At the behest of W.E.B. Du Bois, the first African-American PhD from Harvard University, Mary Church Terrell, the first African-American women to earn a master’s degree from Oberlin College,  became a charter member of the NAACP in 1909. Wikipedia photo, 1907.

Church Terrell continued to organize and lead protests and sit-ins well into her late 80s. After being denied entry three times due to her mixed-race at a popular downtown restaurant in Washington, D.C. – Thomson’s Restaurant at 725 14th Street NW – she filed an anti-discrimination lawsuit that rose to the U.S. Supreme Court. A year before her death in 1954 – the same year the court ruled to desegregate U.S. public schools in Brown vs. Board of Education – the court ruled in the case of District of Columbia vs. John R. Thompson Co., Inc. to desegregate all restaurants and stores in Washington, D.C. The high court would soon hold such discrimination unconstitutional throughout the nation. 

Mary Church Terrell with Justice Thurgood Marshall. Library of Congress.

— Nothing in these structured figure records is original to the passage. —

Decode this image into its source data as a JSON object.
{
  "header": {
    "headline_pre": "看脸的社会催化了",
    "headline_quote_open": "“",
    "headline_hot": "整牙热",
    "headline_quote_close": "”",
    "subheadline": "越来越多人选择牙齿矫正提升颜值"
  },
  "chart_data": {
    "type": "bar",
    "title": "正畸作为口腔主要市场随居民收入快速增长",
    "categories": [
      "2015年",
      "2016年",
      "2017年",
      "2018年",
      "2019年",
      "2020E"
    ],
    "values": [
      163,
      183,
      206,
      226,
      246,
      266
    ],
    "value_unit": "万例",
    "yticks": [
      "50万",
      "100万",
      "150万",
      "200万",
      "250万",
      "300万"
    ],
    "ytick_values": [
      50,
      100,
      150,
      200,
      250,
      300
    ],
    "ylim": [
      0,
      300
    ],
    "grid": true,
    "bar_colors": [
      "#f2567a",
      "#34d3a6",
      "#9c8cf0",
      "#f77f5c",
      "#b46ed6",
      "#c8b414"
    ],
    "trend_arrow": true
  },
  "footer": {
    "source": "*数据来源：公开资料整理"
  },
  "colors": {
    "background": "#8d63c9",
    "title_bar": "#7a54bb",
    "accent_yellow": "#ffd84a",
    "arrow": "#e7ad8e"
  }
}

Though Church Terrell published a memoir in 1940, “A Colored Woman in a White World,” only one full-length biography has ever been written about her. In 2020, Alison M. Parker, Chair of History at University of Delaware published “Unceasing Militant: The Life of Mary Church Terrell.” In a Dec. 17, 2020 interview with history professor Nikki Brown of University of Kentucky, Parker described Church Terrell as “one of the forerunners of intersectionalism… [who] always said there was a double burden” on Black women who suffered prejudice and discrimination based on both their race and their gender. (YouTube, “Unceasing Militant: The Life of Mary Church Terrell with Alison M. Parker).  

In 1974, Mary Church Terrell’s home at 326 T St. NW, in Washington, D.C. was named a National Historic Landmark. Library of Congress.

Following her death in 1954, the famous African-American actor and Renaissance man Paul Robeson eulogized Church Terrell, calling her, “an unceasing militant struggling for the full citizenship of her people.” Parker found that description accurate. “She was unceasing and she never stopped. She never gave up hope.” 

In 1974, Mary Church Terrell’s home at 326 T St NW, in Washington, D.C. was named a National Historic Landmark.